Deixo um trecho da obra:

Enquanto olhava, sentiu que o sangue fluía novamente no seu coração. Se os operários estavam passando fome, a companhia estava a deixar de ganhar os seus milhões. Porque havia de ser ela a mais forte nesta guerra do trabalho contra o dinheiro? Se ela vencesse, a vitória lhe custaria caro; depois ver-se-ia quem perdera mais. Ressurgia nele a sede de batalha, o desejo feroz de acabar com a miséria, mesmo que para isso tivesse de dar a vida.
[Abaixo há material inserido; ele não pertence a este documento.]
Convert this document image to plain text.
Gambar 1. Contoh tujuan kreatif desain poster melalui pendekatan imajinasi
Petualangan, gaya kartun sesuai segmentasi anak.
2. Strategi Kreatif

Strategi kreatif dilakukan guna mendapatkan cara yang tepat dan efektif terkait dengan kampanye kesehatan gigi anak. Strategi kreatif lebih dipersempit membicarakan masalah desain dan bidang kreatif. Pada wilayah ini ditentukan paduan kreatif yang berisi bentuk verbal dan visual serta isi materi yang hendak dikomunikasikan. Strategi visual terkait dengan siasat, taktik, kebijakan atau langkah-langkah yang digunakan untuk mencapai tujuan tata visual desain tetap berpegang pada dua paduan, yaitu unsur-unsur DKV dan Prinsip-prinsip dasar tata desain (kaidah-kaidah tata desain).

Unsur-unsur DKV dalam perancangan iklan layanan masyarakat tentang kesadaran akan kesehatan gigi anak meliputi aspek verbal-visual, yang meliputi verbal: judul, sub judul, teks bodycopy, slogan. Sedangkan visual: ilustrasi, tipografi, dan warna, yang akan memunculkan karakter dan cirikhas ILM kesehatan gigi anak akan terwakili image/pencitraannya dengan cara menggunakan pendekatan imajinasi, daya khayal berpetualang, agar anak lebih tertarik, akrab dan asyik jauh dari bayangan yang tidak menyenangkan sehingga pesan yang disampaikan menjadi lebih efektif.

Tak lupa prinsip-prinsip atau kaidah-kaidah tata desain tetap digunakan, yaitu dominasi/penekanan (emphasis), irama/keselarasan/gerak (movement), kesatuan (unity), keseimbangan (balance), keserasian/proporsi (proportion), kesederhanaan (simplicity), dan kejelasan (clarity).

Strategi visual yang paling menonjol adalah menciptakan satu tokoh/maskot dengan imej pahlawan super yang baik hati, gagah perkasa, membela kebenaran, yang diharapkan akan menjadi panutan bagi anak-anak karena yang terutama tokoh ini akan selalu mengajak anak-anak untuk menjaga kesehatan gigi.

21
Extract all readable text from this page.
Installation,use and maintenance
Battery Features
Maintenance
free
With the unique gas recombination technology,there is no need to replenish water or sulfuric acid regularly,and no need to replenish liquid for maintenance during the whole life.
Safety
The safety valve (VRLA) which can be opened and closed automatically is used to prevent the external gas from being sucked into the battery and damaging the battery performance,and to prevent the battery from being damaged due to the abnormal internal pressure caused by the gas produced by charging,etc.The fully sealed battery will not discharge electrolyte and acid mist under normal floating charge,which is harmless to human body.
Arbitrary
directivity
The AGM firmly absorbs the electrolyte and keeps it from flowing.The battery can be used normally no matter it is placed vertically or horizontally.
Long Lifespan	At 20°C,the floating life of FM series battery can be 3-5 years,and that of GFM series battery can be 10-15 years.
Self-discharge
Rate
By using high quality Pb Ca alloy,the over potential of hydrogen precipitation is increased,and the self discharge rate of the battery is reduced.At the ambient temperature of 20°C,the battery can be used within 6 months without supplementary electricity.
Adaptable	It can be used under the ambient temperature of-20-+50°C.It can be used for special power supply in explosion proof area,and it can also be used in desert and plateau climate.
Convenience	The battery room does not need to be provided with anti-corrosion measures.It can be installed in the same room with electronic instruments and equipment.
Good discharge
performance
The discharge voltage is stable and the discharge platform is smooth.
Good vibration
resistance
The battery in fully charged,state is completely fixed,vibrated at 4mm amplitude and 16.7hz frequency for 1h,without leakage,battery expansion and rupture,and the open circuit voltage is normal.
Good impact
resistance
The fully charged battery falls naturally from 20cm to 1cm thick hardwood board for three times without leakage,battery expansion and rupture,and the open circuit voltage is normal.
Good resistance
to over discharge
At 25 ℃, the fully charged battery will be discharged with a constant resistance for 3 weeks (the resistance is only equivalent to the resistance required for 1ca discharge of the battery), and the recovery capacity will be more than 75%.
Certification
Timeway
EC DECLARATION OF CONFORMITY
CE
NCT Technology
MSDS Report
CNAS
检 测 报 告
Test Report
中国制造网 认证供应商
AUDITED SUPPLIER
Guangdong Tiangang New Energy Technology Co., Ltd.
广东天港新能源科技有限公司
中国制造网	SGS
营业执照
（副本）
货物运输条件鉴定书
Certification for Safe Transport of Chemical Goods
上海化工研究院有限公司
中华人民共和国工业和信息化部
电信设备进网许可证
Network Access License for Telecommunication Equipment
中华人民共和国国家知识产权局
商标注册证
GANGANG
Era melhor que a aldeia sucumbisse toda junta, em vez de estar a morrer aos poucos, de fome e de injustiça.

As leituras mal digeridas voltavam-lhe à mente, exemplos de povos que tinham incendiado as suas cidades para deter o inimigo, histórias nebulosas onde as mães salvavam os seus filhos da escravidão esmigalhando as suas cabeças contra as pedras, onde os homens morriam de inanição para não comer o pão dos tiranos. Tudo isso arrebatava-o, uma alegria vermelha emergia da sua crise de negra tristeza, espantando a dúvida, envergonhando-o daquela vacilação passageira.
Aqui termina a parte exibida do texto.